I hadn't danced in a while, but a couple months ago a friend told me about a place in town that offers low-commitment adult classes. I had previously only taken classes with the department at school, trusting them to teach technique for safety, and to keep me challenged. Unfortunately, grad school has interfered with my ability to keep up with that schedule, so a drop-in evening class is just the thing for me now!
The years of dancing in college was a great time in my life as a dancer, because the challenges the dance professors offered were not just physical, but emotional. And they embraced the challenges I set up for myself, too. I discovered the intersection of my lifelong love for dancing and my deepening commitment to learning and personal growth as part of helping others through an unlikely project. It was unlikely in that it was one of those fortunate accidents I've come to be more prepared for now. Back then, I thought it was going to be a disaster.
You know how the creative process goes... Step 1. This is awesome, Step 2. This is hard, Step 3. This is crap, Step 4. I am crap, Step 5. This might work, (then cycle back) Step 1: This is awesome (and by the end, add: I am awesome).
I experienced that all for the first time in this dance project I proposed. It was supposed to be a sort of empirical study of emotional reactions to dance stimuli (nerd alert!). Unfortunately, my original plan started falling through: audience members weren't responding as I'd hoped in feedback showings, and I realized I was terribly off track. I became anxious and had a constant fear of failure that lived in my stomach (I'd later name that feeling Thesis Guilt when I got to grad school). I was funded to be doing this project, which was a great honor. But that meant if I bailed I would owe back more money than an undergrad cares to part with. That threat was enough: there was no way out but forward. I'm grateful to the dancers who stuck with me through this challenging time, when I hadn't yet built the confidence I have today to manage a creative team or call myself a choreographer or researcher. In spite of that, I stuck to this fantasy of being a scientist-choreographer and gained a lot from it. I hope that I also gave to others through the results of this project.
Though in a very different way than I imagined, I essentially did what I had set out to do: make something in the meeting of my dance-minor and psych-major selves. In fact, I did it twice: I created both the original group work I had proposed to make, and out of all the emotion of that process I created a solo composed about and of personal growth that I'm still proud of to this day.
As my career clients and I often learn, there's sometimes already a name for the thing we thought we invented to fit our intersections. In this case, it's artistic inquiry, a kind of research not taught in my grad programs, but beautifully valuable in my experiences. The whole processes of this dance coming-of-age are already recorded in a blog I wrote during the experience at USPpsychdance.blogspot.com. (For kicks, you can also find my blog from my stint dancing in NYC at my2280pints.blogspot.com.)
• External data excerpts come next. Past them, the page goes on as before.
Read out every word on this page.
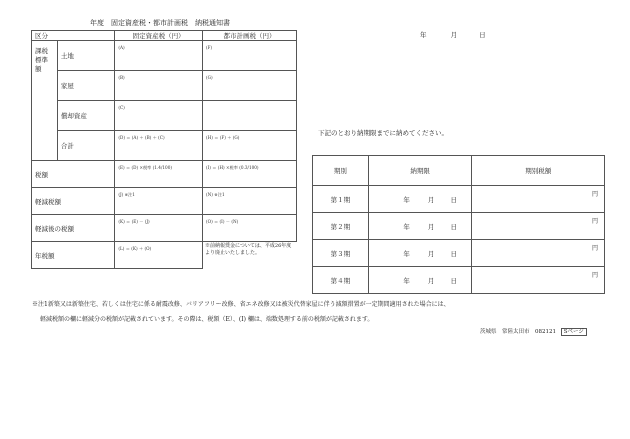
年度　固定資産税・都市計画税　納税通知書
年	月	日
区分		固定資産税（円）	都市計画税（円）
課税
標準
額	土地	(A)	(F)
	家屋	(B)	(G)
	償却資産	(C)	
	合計	(D) ＝ (A) ＋ (B) ＋ (C)	(H) ＝ (F) ＋ (G)
税額		(E) ＝ (D) ×税率 (1.4/100)	(I) ＝ (H) ×税率 (0.3/100)
軽減税額		(J) ※注1	(N) ※注1
軽減後の税額		(K) ＝ (E) － (J)	(O) ＝ (I) － (N)
年税額		(L) ＝ (K) ＋ (O)	※前納報奨金については、平成26年度より廃止いたしました。
下記のとおり納期限までに納めてください。
期別	納期限	期別税額
第１期	年 月 日	円

第２期	年 月 日	円

第３期	年 月 日	円

第４期	年 月 日	円
※注1新築又は新築住宅、若しくは住宅に係る耐震改修、バリアフリー改修、省エネ改修又は被災代替家屋に伴う減額措置が一定期間適用された場合には、
軽減税額の欄に軽減分の税額が記載されています。その際は、税額（E）、(I) 欄は、端数処理する前の税額が記載されます。
茨城県　常陸太田市　082121 Sページ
After all of this amazing experience with dance, it's so much a part of me and how I've grown that I refuse to give it up. I learn and gain too much from it. It keeps my heart happy and creative, and is healing when I need that, too. So while I'm doing grad student stuff instead of taking morning ballet or mid-day modern in the studios of the UF School of Theater and Dance, I can still connect to the gifts of being embodied through weekly evening lessons at this in-town studio. It's been a perfect opportunity to get beyond technique and move into embracing time, space, motion, fun, and wellness. Those things were always there in dance, but each time school calls for a hiatus and I return, I re-meet dance as a new person, and dance brings me into even more new growth and fullness.
As I like to say, I'm a dancer in my heart and mind, even if I'm not dancing. But these days, I'm happy to say I'm both.